Once scientists came to terms with impact events, they were looking for evidence of them everywhere they could. The inner planets of our solar system are a hodgepodge mixture of planets, all terrestrial. Powell writes that many of the unique features of the inner four planets can be attributed to some kind of impact event. In the wake of Shoemaker-Levy 9 (the comet that struck Jupiter in 1994), astronomers are beginning to see the importance of asteroids and comets, and the impact (pun intended) they've had in the development of the solar system, in general, and our Earth in particular. Powell touches on the end-Cretaceous impact event (sometimes called Chixculub), which is the subject of an entire book by him.
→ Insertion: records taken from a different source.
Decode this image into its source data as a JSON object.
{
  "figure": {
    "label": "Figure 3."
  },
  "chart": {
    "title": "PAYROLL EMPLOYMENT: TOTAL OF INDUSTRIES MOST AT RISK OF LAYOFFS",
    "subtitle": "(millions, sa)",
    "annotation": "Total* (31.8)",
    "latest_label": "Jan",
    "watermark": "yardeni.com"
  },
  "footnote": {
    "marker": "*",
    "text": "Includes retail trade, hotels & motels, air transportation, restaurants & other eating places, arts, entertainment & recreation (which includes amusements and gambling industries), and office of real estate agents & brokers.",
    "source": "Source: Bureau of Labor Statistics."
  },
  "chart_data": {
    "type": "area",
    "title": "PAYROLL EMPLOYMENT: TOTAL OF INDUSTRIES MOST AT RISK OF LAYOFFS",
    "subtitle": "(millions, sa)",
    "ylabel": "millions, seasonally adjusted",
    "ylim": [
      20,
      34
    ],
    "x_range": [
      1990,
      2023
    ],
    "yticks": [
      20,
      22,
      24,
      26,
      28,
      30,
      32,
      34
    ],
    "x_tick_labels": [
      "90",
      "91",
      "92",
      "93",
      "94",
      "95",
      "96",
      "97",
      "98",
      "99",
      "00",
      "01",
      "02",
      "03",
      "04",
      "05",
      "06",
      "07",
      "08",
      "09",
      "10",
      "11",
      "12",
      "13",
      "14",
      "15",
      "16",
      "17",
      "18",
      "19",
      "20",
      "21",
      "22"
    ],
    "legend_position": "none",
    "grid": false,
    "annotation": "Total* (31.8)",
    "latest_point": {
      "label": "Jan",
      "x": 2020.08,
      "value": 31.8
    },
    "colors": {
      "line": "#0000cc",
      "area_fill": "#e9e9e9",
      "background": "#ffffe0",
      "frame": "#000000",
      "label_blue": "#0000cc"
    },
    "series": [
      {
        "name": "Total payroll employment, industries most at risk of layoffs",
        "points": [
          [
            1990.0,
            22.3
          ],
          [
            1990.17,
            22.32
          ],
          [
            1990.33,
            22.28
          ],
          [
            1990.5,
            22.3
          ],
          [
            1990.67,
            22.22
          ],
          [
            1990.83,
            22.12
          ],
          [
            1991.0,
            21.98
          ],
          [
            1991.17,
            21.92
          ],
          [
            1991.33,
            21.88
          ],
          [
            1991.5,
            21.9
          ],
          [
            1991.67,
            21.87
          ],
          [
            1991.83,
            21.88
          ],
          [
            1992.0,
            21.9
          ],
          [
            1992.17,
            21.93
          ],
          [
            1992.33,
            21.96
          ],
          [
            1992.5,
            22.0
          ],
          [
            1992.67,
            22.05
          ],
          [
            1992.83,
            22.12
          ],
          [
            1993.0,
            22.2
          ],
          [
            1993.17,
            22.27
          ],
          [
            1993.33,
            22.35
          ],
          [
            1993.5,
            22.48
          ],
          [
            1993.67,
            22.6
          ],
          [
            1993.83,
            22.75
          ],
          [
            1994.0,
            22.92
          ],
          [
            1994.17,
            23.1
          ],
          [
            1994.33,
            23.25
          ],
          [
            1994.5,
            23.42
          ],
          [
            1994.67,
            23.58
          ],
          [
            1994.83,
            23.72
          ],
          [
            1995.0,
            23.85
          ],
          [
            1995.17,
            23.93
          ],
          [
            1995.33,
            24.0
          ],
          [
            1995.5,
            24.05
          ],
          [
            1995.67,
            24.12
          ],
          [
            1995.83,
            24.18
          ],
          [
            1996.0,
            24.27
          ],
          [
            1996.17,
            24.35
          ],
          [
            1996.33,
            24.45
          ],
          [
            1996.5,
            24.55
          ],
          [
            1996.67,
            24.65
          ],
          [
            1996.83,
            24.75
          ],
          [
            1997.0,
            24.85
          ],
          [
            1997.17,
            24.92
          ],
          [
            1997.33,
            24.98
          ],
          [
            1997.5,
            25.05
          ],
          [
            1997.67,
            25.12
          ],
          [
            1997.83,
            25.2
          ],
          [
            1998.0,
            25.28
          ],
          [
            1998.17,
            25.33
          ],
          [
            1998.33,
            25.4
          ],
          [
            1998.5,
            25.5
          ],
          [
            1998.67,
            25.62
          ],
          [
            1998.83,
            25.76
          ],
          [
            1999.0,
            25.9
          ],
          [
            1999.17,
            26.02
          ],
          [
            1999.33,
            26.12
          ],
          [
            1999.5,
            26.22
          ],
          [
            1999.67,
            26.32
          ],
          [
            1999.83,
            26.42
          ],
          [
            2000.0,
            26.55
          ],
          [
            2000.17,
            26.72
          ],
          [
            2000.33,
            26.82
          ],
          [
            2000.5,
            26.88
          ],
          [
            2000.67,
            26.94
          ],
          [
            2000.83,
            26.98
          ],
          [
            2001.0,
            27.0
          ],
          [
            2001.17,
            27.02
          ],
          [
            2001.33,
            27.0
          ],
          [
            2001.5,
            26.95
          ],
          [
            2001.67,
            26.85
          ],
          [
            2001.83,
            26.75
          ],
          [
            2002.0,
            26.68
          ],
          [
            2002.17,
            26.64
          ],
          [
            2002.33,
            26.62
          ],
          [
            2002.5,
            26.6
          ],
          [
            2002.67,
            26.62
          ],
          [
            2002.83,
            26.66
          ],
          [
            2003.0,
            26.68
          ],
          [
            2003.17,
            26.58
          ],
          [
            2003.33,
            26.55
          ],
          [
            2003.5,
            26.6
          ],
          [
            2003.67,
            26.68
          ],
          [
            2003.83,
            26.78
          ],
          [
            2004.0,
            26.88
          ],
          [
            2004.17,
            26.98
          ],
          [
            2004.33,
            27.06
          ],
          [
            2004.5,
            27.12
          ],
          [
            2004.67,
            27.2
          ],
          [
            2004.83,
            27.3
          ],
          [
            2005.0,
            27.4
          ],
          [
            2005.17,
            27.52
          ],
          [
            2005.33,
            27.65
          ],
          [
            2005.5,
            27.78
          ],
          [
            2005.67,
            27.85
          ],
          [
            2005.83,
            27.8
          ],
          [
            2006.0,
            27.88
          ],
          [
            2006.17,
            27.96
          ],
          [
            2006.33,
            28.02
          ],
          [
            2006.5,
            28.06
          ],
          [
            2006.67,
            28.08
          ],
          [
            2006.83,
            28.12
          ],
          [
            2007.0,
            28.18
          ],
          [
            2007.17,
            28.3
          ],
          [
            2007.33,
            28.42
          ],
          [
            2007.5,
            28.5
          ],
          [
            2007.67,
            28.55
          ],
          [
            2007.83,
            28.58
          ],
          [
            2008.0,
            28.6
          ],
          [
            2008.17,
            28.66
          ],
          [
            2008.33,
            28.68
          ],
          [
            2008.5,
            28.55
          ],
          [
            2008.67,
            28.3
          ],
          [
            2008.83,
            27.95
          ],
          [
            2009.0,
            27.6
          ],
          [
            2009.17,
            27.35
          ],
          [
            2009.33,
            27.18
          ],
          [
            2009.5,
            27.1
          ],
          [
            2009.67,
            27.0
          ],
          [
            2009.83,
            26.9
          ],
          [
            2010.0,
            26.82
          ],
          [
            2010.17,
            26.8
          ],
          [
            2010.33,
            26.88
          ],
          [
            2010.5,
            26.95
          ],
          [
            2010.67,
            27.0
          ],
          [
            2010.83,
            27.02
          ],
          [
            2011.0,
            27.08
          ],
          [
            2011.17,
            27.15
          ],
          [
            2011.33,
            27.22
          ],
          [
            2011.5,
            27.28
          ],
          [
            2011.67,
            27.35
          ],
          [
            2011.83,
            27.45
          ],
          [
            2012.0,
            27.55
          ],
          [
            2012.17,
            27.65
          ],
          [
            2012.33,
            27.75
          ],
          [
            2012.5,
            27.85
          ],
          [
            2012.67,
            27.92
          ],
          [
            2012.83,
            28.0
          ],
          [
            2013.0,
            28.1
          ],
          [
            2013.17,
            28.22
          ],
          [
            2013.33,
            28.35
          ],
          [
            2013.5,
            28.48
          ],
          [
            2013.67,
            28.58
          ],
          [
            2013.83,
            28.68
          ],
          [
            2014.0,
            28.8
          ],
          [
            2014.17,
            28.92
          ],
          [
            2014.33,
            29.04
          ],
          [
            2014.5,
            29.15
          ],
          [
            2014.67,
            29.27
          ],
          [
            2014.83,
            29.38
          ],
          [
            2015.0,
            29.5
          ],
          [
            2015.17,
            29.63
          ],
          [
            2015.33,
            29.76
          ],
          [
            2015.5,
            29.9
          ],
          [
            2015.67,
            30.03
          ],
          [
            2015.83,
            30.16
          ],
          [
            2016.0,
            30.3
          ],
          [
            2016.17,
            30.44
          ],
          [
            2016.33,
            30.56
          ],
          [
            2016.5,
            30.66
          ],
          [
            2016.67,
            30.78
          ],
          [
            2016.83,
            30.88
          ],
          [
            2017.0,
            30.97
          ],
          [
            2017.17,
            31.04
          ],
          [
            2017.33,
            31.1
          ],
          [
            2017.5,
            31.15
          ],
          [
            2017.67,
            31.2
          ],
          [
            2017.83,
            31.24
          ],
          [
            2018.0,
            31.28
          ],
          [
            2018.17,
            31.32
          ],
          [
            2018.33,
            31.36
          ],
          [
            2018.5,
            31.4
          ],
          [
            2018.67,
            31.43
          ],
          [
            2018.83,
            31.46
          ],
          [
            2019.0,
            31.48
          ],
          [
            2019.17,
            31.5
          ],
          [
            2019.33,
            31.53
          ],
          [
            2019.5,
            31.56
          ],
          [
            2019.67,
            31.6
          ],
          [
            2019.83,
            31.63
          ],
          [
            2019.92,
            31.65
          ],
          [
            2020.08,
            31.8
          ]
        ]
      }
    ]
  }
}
This impact event brought an end to the non-avian dinosaurs, and about 75% of all other living things, according to the Alvarez's (the father and son team who recognized the event and discovered it off the Yucatan Peninsula off the coast of Mexico).

The Tapestry

This last chapter is more of an epilogue than anything else. He uses an analogy of a tapestry to see how all of these topics (radioactivity and the age of the Earth, plate tectonics, and impact events) can be woven together to form the fabric of Earth history. Not much more to say, really.

Summary

As a geology major, this is probably one of my favorite books. Science is somewhat lacking in the history of scientific ideas, and this book is an excellent step in the right direction. Powell takes his experience as an instructor and writes a book in an easy to understand format, even for someone not as interested in geology as I am, personally. The field of geology really depends on all three of these topics, and Powell just does a wonderful job of putting them into perspective, really detailing the 'how we know what we know' for people that don't get the chance to use expensive scientific equipment. If you run across this book in a bookstore, and have an extra bunch of cash, I would suggest that you purchase it. This would make an excellent contribution to any library.